The History of DC’s Forgotten Bread Kings

Kaela Cote-Stemmermann
Kaela Cote-Stemmermann
Posted on September 5
A Dorsch's White Cross Bakery Ford delivery truck, 1923.

A Dorsch's White Cross Bakery Ford delivery truck, 1923. (Library of Congress)

On S Street NW in Shaw, you can find a loft-style office building with “Wonder Bread” and “Hostess Cake” written on the outside. The building is the last remnant of D.C.’s once-large and cutthroat bread industry.

The building belonged to Dorsch’s Bakery, who along with Corby Baking and Holzbeierlein Bakery, ruled D.C.’s bread market throughout the 19th and early 20th centuries. The three bakeries viciously competed to rule D.C.’s baking scene, often placing savage attack ads in local papers.

Dorsch’s started out of a woodshed serving just a few loaves a day but quickly expanded.
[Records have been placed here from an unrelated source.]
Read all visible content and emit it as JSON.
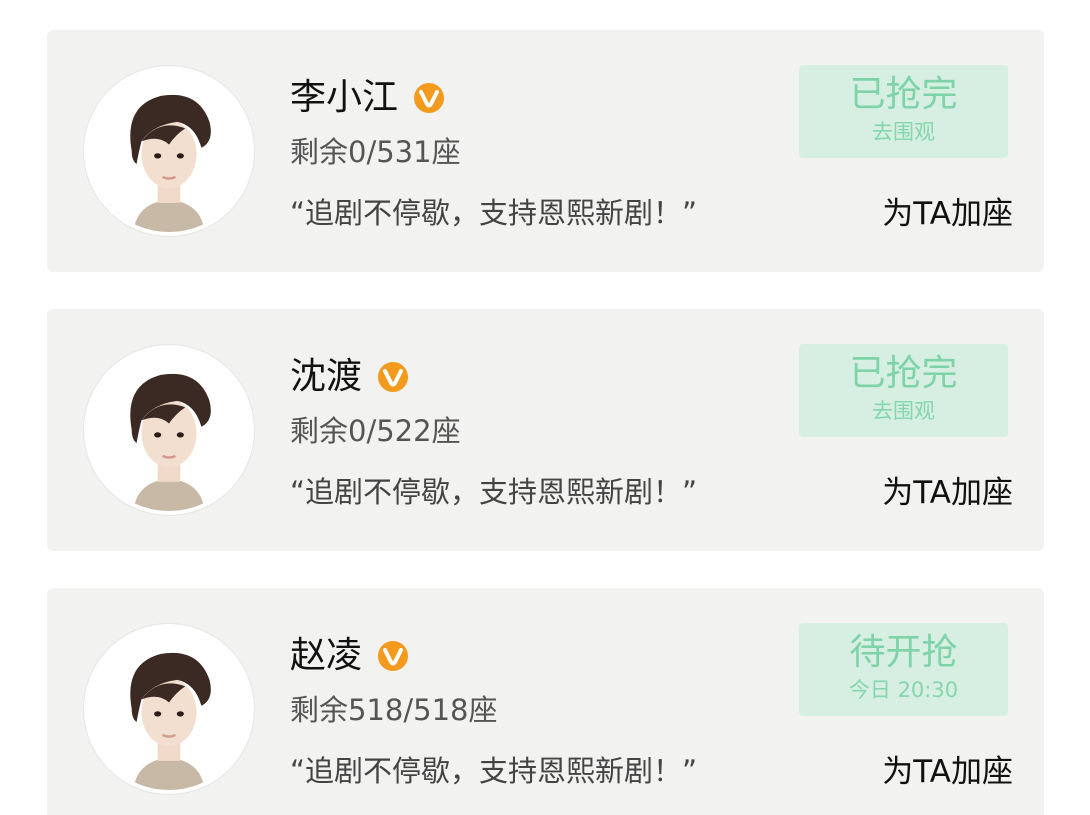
{
  "cards": [
    {
      "name": "李小江",
      "seats": "剩余0/531座",
      "quote": "“追剧不停歇，支持恩熙新剧！”",
      "status_main": "已抢完",
      "status_sub": "去围观",
      "action": "为TA加座"
    },
    {
      "name": "沈渡",
      "seats": "剩余0/522座",
      "quote": "“追剧不停歇，支持恩熙新剧！”",
      "status_main": "已抢完",
      "status_sub": "去围观",
      "action": "为TA加座"
    },
    {
      "name": "赵凌",
      "seats": "剩余518/518座",
      "quote": "“追剧不停歇，支持恩熙新剧！”",
      "status_main": "待开抢",
      "status_sub": "今日 20:30",
      "action": "为TA加座"
    }
  ],
  "icons": {
    "verified": "verified-v-badge-icon",
    "avatar": "avatar-portrait"
  },
  "colors": {
    "card_bg": "#f2f3f1",
    "status_bg": "#d6efe2",
    "status_text": "#7fd3a8",
    "badge_orange": "#f39a1f"
  }
}
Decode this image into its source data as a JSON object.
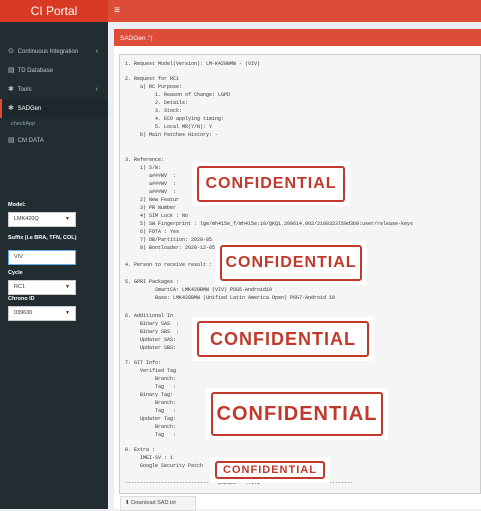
{
  "app": {
    "title": "CI Portal",
    "menu_icon": "hamburger-icon"
  },
  "sidebar": {
    "items": [
      {
        "icon": "dashboard-icon",
        "glyph": "⊙",
        "label": "Continuous Integration",
        "chevron": "‹"
      },
      {
        "icon": "database-icon",
        "glyph": "▤",
        "label": "TD Database"
      },
      {
        "icon": "wrench-icon",
        "glyph": "✱",
        "label": "Tools",
        "chevron": "‹"
      },
      {
        "icon": "gears-icon",
        "glyph": "✱",
        "label": "SADGen"
      },
      {
        "label": "checkApp"
      },
      {
        "icon": "database-icon",
        "glyph": "▤",
        "label": "CM DATA"
      }
    ]
  },
  "form": {
    "model": {
      "label": "Model:",
      "value": "LMK420Q"
    },
    "suffix": {
      "label": "Suffix (i.e BRA, TFN, COL)",
      "value": "VIV"
    },
    "cycle": {
      "label": "Cycle",
      "value": "RC1"
    },
    "chrono": {
      "label": "Chrono ID",
      "value": "039630"
    }
  },
  "main": {
    "header": "SADGen :'(",
    "lines": [
      "1. Request Model(Version): LM-K420BMW - (VIV)",
      "2. Request for RC1",
      "     a) RC Purpose:",
      "          1. Reason of Change: LGPD",
      "          2. Details:",
      "          3. Stock:",
      "          4. ECO applying timing:",
      "          5. Local MR(Y/N): Y",
      "     b) Main Patches History: -",
      "3. Reference:",
      "     1) S/W:",
      "        a###WV  :",
      "        a###WV  :",
      "        a###WV  :",
      "     2) New Featur",
      "     3) PR Number",
      "     4) SIM Lock : No",
      "     5) SW Fingerprint : lge/mh415e_f/mh415e:10/QKQ1.200614.002/2108323l59d3b9:user/release-keys",
      "     6) FOTA : Yes",
      "     7) DB/Partition: 2020-05",
      "     8) Bootloader: 2020-12-05",
      "4. Person to receive result :",
      "5. GPRI Packages :",
      "          SmartCA: LMK420BMW (VIV) P6G5-Android10",
      "          Base: LMK420BMW (Unified Latin America Open) P6G7-Android 10",
      "6. Additional In",
      "     Binary SAS  :",
      "     Binary SBS  :",
      "     Updater SAS:",
      "     Updater SBS:",
      "7. GIT Info:",
      "     Verified Tag",
      "          Branch:",
      "          Tag   :",
      "     Binary Tag:",
      "          Branch:",
      "          Tag   :",
      "     Updater Tag:",
      "          Branch:",
      "          Tag   :",
      "8. Extra :",
      "     IMEI-SV : 1",
      "     Google Security Patch",
      "------------------------------ SADGEN - 4.1.1 ------------------------------"
    ],
    "stamp_text": "CONFIDENTIAL",
    "download_label": "Download SAD.txt"
  },
  "colors": {
    "accent": "#dd4b39",
    "sidebar": "#222d32",
    "stamp": "#c0392b"
  }
}
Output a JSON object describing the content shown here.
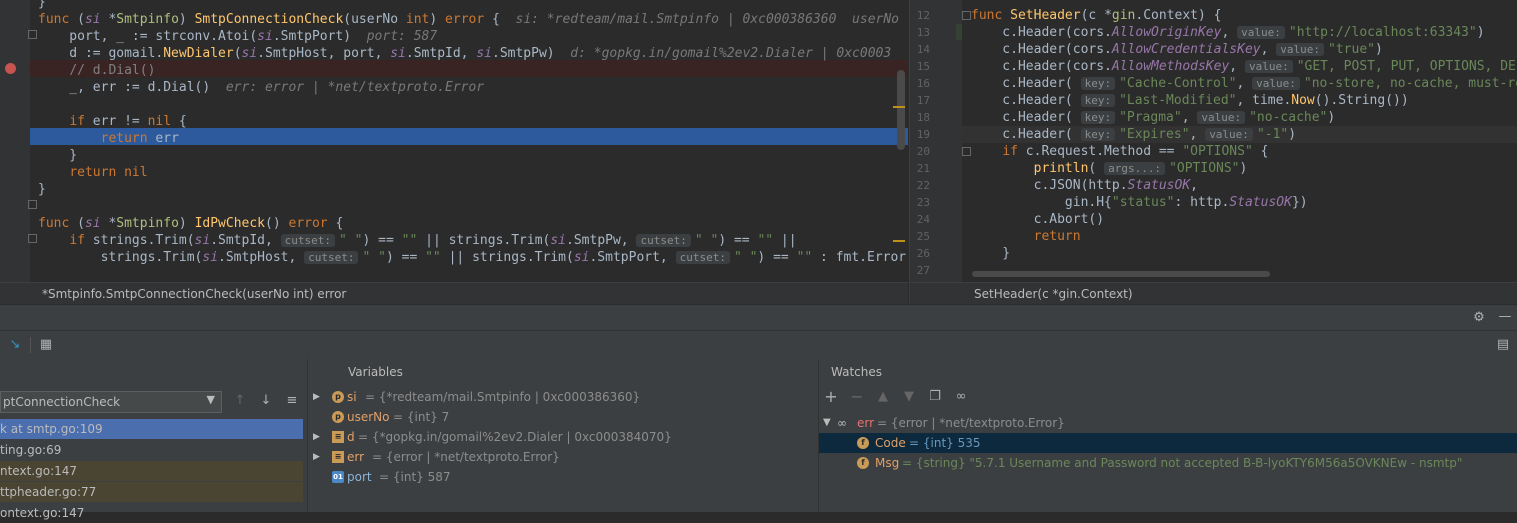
{
  "left_editor": {
    "lines": [
      {
        "html": "}"
      },
      {
        "html": "<span class='kw'>func</span> (<span class='it'>si</span> *<span class='pkg'>Smtpinfo</span>) <span class='fn'>SmtpConnectionCheck</span>(userNo <span class='kw'>int</span>) <span class='kw'>error</span> {  <span class='hint'>si: *redteam/mail.Smtpinfo | 0xc000386360  userNo</span>"
      },
      {
        "html": "    port, _ := strconv.Atoi(<span class='it'>si</span>.SmtpPort)  <span class='hint'>port: 587</span>"
      },
      {
        "html": "    d := gomail.<span class='fn'>NewDialer</span>(<span class='it'>si</span>.SmtpHost, port, <span class='it'>si</span>.SmtpId, <span class='it'>si</span>.SmtpPw)  <span class='hint'>d: *gopkg.in/gomail%2ev2.Dialer | 0xc0003</span>"
      },
      {
        "html": "    <span class='cm'>// d.Dial()</span>"
      },
      {
        "html": "    _, err := d.Dial()  <span class='hint'>err: error | *net/textproto.Error</span>"
      },
      {
        "html": ""
      },
      {
        "html": "    <span class='kw'>if</span> err != <span class='kw'>nil</span> {"
      },
      {
        "html": "        <span class='kw'>return</span> err"
      },
      {
        "html": "    }"
      },
      {
        "html": "    <span class='kw'>return</span> <span class='kw'>nil</span>"
      },
      {
        "html": "}"
      },
      {
        "html": ""
      },
      {
        "html": "<span class='kw'>func</span> (<span class='it'>si</span> *<span class='pkg'>Smtpinfo</span>) <span class='fn'>IdPwCheck</span>() <span class='kw'>error</span> {"
      },
      {
        "html": "    <span class='kw'>if</span> strings.Trim(<span class='it'>si</span>.SmtpId, <span class='ph'>cutset:</span><span class='str'>\" \"</span>) == <span class='str'>\"\"</span> || strings.Trim(<span class='it'>si</span>.SmtpPw, <span class='ph'>cutset:</span><span class='str'>\" \"</span>) == <span class='str'>\"\"</span> ||"
      },
      {
        "html": "        strings.Trim(<span class='it'>si</span>.SmtpHost, <span class='ph'>cutset:</span><span class='str'>\" \"</span>) == <span class='str'>\"\"</span> || strings.Trim(<span class='it'>si</span>.SmtpPort, <span class='ph'>cutset:</span><span class='str'>\" \"</span>) == <span class='str'>\"\"</span> : fmt.Error"
      }
    ],
    "breadcrumb": "*Smtpinfo.SmtpConnectionCheck(userNo int) error"
  },
  "right_editor": {
    "line_numbers": [
      "12",
      "13",
      "14",
      "15",
      "16",
      "17",
      "18",
      "19",
      "20",
      "21",
      "22",
      "23",
      "24",
      "25",
      "26",
      "27"
    ],
    "lines": [
      {
        "html": "<span class='kw'>func</span> <span class='fn'>SetHeader</span>(c *<span class='pkg'>gin</span>.Context) {"
      },
      {
        "html": "    c.Header(cors.<span class='it'>AllowOriginKey</span>, <span class='ph'>value:</span><span class='str'>\"http://localhost:63343\"</span>)"
      },
      {
        "html": "    c.Header(cors.<span class='it'>AllowCredentialsKey</span>, <span class='ph'>value:</span><span class='str'>\"true\"</span>)"
      },
      {
        "html": "    c.Header(cors.<span class='it'>AllowMethodsKey</span>, <span class='ph'>value:</span><span class='str'>\"GET, POST, PUT, OPTIONS, DE</span>"
      },
      {
        "html": "    c.Header( <span class='ph'>key:</span><span class='str'>\"Cache-Control\"</span>, <span class='ph'>value:</span><span class='str'>\"no-store, no-cache, must-re</span>"
      },
      {
        "html": "    c.Header( <span class='ph'>key:</span><span class='str'>\"Last-Modified\"</span>, time.<span class='fn'>Now</span>().String())"
      },
      {
        "html": "    c.Header( <span class='ph'>key:</span><span class='str'>\"Pragma\"</span>, <span class='ph'>value:</span><span class='str'>\"no-cache\"</span>)"
      },
      {
        "html": "    c.Header( <span class='ph'>key:</span><span class='str'>\"Expires\"</span>, <span class='ph'>value:</span><span class='str'>\"-1\"</span>)"
      },
      {
        "html": "    <span class='kw'>if</span> c.Request.Method == <span class='str'>\"OPTIONS\"</span> {"
      },
      {
        "html": "        <span class='fn'>println</span>( <span class='ph'>args...:</span><span class='str'>\"OPTIONS\"</span>)"
      },
      {
        "html": "        c.JSON(http.<span class='it'>StatusOK</span>,"
      },
      {
        "html": "            gin.H{<span class='str'>\"status\"</span>: http.<span class='it'>StatusOK</span>})"
      },
      {
        "html": "        c.Abort()"
      },
      {
        "html": "        <span class='kw'>return</span>"
      },
      {
        "html": "    }"
      },
      {
        "html": ""
      }
    ],
    "breadcrumb": "SetHeader(c *gin.Context)"
  },
  "frames": {
    "thread": "ptConnectionCheck",
    "items": [
      "k at smtp.go:109",
      "ting.go:69",
      "ntext.go:147",
      "ttpheader.go:77",
      "ontext.go:147"
    ]
  },
  "variables": {
    "title": "Variables",
    "items": [
      {
        "name": "si",
        "value": "= {*redteam/mail.Smtpinfo | 0xc000386360}",
        "icon": "p",
        "expandable": true
      },
      {
        "name": "userNo",
        "value": "= {int} 7",
        "icon": "p",
        "expandable": false
      },
      {
        "name": "d",
        "value": "= {*gopkg.in/gomail%2ev2.Dialer | 0xc000384070}",
        "icon": "list",
        "expandable": true
      },
      {
        "name": "err",
        "value": "= {error | *net/textproto.Error}",
        "icon": "list",
        "expandable": true
      },
      {
        "name": "port",
        "value": "= {int} 587",
        "icon": "01",
        "expandable": false
      }
    ]
  },
  "watches": {
    "title": "Watches",
    "root": {
      "name": "err",
      "value": "= {error | *net/textproto.Error}"
    },
    "children": [
      {
        "name": "Code",
        "value": "= {int} 535"
      },
      {
        "name": "Msg",
        "value": "= {string} \"5.7.1 Username and Password not accepted B-B-lyoKTY6M56a5OVKNEw - nsmtp\""
      }
    ]
  },
  "colors": {
    "exec_line": "#2d5a9c",
    "breakpoint": "#c75450",
    "selected_frame": "#4b6eaf",
    "selected_watch": "#0d293e"
  }
}
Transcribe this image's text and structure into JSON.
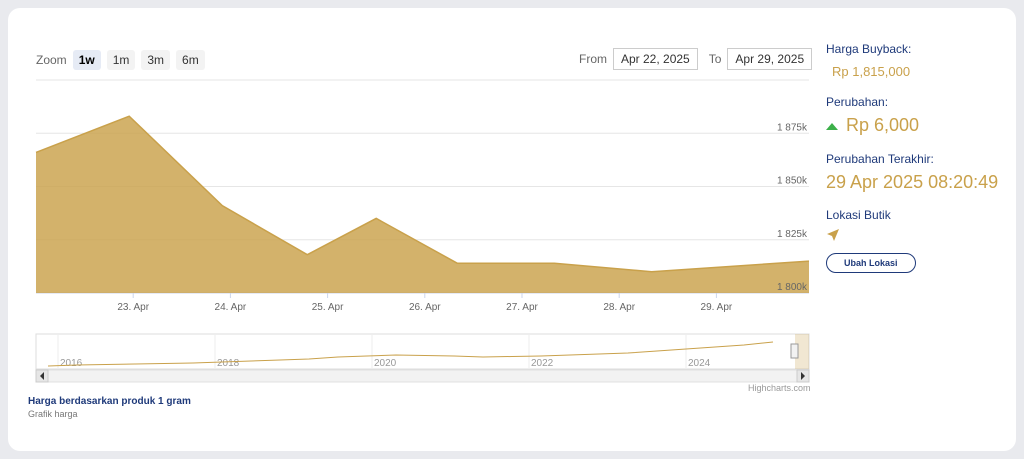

By the late 1920s, it had moved to the building in Shaw and was producing 100,000 loaves of bread a day.

Wonder Bread Factory in 2006 before it was refurbished. (Elvert Barnes/Flickr)

Wonder Bread Factory in 2006 before it was refurbished. (Elvert Barnes/Flickr)

However, none of them could compete with national brands that were able to better meet the demand for the newly invented sliced bread. Continental quickly became the D.C. bread king. It bought both Dorsch's and Corby’s and used their sites for national Wonder Bread production in the ‘40s.

Production ceased in the '80s, and the Shaw bakery sat vacant for 20 years before a development company converted it into an office space. It is one of the few bakery buildings left standing in D.C.